The recent two days of cool fall weather while we are still in the summer season are great examples of what the media appear to ignore!

What Actually Happens:
September 6th and 7th were fall like days (no air-conditioners on and no furnaces running) resulting in Ontario’s peak demand only reaching 17,961MW at Hour 14 on the 6th (a workday) and 15,284 MW on the 7th at Hour 20! While the sun wasn’t shining as long as it does in the early summer the wind was blowing and those IWT were humming. The IWT generated 29% of their capacity on the 6th and 40% on the 7th!  It is worth mentioning that IESO forecast those IWT will only average 15% during the summer months but 45% during the Spring and Fall.

Despite those two low demand days IESO accepted most of the IWT generation only curtailing about 4,500 MWh on the 7th!  On September 6th IESO accepted 34,211 MWh and on the 7th forecast they would generate 55,211 MWh but only accepted 50,726 MWh.

Where Was that IWT Generation Used:
As noted above Ontario’s demand for generation on both days was low and as it turned out our baseload power (nuclear and most hydro) could have supplied what we needed for most hours but those “first-to-the-grid” rights enjoyed by the IWT owners takes precedent. As a result they were handed just over $12 million dollars for UNNEEDED surplus power!
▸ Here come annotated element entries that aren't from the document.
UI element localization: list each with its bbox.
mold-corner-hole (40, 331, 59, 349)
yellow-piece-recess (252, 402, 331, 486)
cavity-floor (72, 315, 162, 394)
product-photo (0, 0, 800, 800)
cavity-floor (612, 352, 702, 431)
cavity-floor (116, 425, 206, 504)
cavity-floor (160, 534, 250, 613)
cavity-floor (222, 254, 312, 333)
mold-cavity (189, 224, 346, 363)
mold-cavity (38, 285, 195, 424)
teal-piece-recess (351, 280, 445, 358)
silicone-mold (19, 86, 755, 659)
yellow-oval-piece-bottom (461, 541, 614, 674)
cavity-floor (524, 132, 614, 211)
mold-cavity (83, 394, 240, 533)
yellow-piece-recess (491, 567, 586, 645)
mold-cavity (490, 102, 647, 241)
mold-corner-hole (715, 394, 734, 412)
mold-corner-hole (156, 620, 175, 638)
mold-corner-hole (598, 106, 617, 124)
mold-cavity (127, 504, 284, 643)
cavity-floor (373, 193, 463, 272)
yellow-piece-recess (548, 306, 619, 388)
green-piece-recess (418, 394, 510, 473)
IESO were busy on both days selling off our surplus power for cheap prices averaging only $27.30/MWh (2.7 cents/kWh) on the 6th and a piddly $20.34/MWh (2 cents/kWh) on the 7th!  The result is we recovered only about $1.9 Million of the IWT costs meaning we ratepayers and taxpayers coughed up over $10 million for just those two days for the unneeded power.
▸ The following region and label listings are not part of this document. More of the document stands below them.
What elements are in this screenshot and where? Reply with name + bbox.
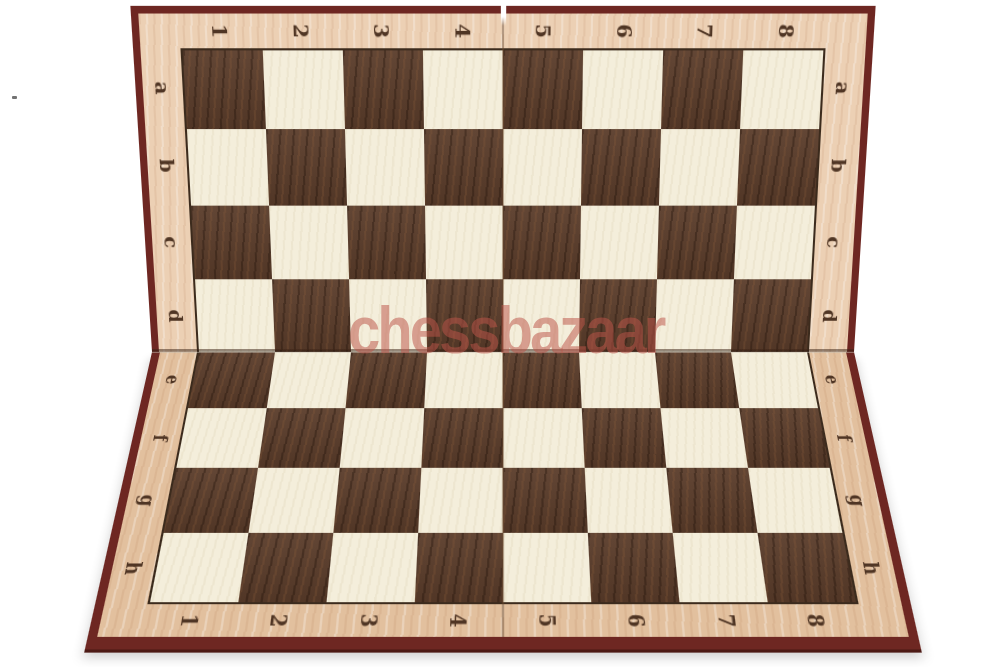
rank-labels-top-left: abcd [140, 48, 197, 352]
dust-speck [12, 96, 17, 99]
square-b2 [266, 129, 347, 205]
square-g4 [418, 468, 503, 533]
rank-label-b: b [128, 146, 207, 185]
square-f3 [340, 408, 425, 468]
rank-label-h: h [827, 550, 918, 587]
rank-label-f: f [803, 422, 887, 453]
square-c6 [580, 205, 659, 279]
watermark-text: chessbazaar [348, 291, 663, 368]
square-g2 [249, 468, 340, 533]
board-bottom-half: 12345678 efgh efgh [85, 352, 921, 649]
folding-chessboard-photo: 12345678 abcd abcd 12345678 efgh efgh ch… [0, 0, 1000, 667]
square-e7 [655, 352, 739, 408]
file-label-3: 3 [347, 582, 390, 660]
square-f6 [582, 408, 667, 468]
file-label-8: 8 [767, 0, 805, 72]
square-g3 [333, 468, 421, 533]
square-f7 [660, 408, 748, 468]
rank-label-e: e [793, 365, 873, 394]
rank-label-a: a [803, 68, 883, 108]
file-label-6: 6 [607, 0, 643, 72]
file-label-5: 5 [528, 582, 567, 660]
rank-label-e: e [133, 365, 213, 394]
file-label-1: 1 [201, 0, 239, 72]
square-g5 [503, 468, 588, 533]
rank-label-d: d [792, 297, 869, 334]
square-b5 [503, 129, 582, 205]
square-b6 [581, 129, 661, 205]
rank-label-b: b [799, 146, 878, 185]
rank-label-f: f [119, 422, 203, 453]
quarter-fold-seam-bottom [502, 352, 504, 637]
seam-gap-notch [501, 6, 506, 26]
square-c5 [503, 205, 581, 279]
file-label-2: 2 [282, 0, 319, 72]
square-f4 [421, 408, 503, 468]
square-d7 [655, 280, 734, 352]
rank-label-d: d [137, 297, 214, 334]
square-f2 [258, 408, 346, 468]
square-b4 [424, 129, 503, 205]
square-b7 [659, 129, 740, 205]
file-label-4: 4 [438, 582, 477, 660]
square-e2 [267, 352, 351, 408]
square-c2 [269, 205, 349, 279]
rank-label-c: c [133, 223, 211, 261]
square-c7 [657, 205, 737, 279]
file-label-6: 6 [616, 582, 659, 660]
square-c4 [425, 205, 503, 279]
file-label-3: 3 [364, 0, 400, 72]
rank-label-g: g [815, 484, 902, 518]
rank-label-h: h [88, 550, 179, 587]
file-label-7: 7 [687, 0, 724, 72]
square-g7 [666, 468, 757, 533]
rank-labels-top-right: abcd [809, 48, 866, 352]
file-label-5: 5 [526, 0, 560, 72]
file-label-4: 4 [445, 0, 479, 72]
square-c3 [347, 205, 426, 279]
rank-label-c: c [796, 223, 874, 261]
square-g6 [585, 468, 673, 533]
rank-label-g: g [104, 484, 191, 518]
square-d2 [272, 280, 351, 352]
square-b3 [345, 129, 425, 205]
square-f5 [503, 408, 585, 468]
rank-label-a: a [123, 68, 203, 108]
Over those two days IESO exported over 153,000 MWh or 68,000 MWh more then the 85,000 MWh those IWT generated suggesting some baseload power along with solar, hydro and gas plant were surplus generation and added more costs to the $10 million for those IWT! Needless to say Quebec, New York and Michigan were scooping up that cheap power paid for by us Ontario ratepayers and taxpayers.  That cheap power allows Hydro-Quebec to keep their hydro reservoirs full so they can continue to sell their power under those lucrative contracts they have with several US entities.

Conclusion:
Should we be confident that Minister Lecce and IESO are viewing future demand in the province in a sensible way or is the planned full “electrification” simply a “pie in the sky” outlook.  Driving costs of our electric generation up in the manner we Ontarians have become accustomed to will not attract the jobs the Federal or Provincial governments tell us and will instead increase our costs of living along with energy poverty.

The media and the politicians should stop believing we can change the climate by eliminating our use of fossil fuels as IWT and solar panels, along with battery storage are not the panacea the eco-warrior’s push!

Time to recognize the fox has indeed “taken over the chicken coop”!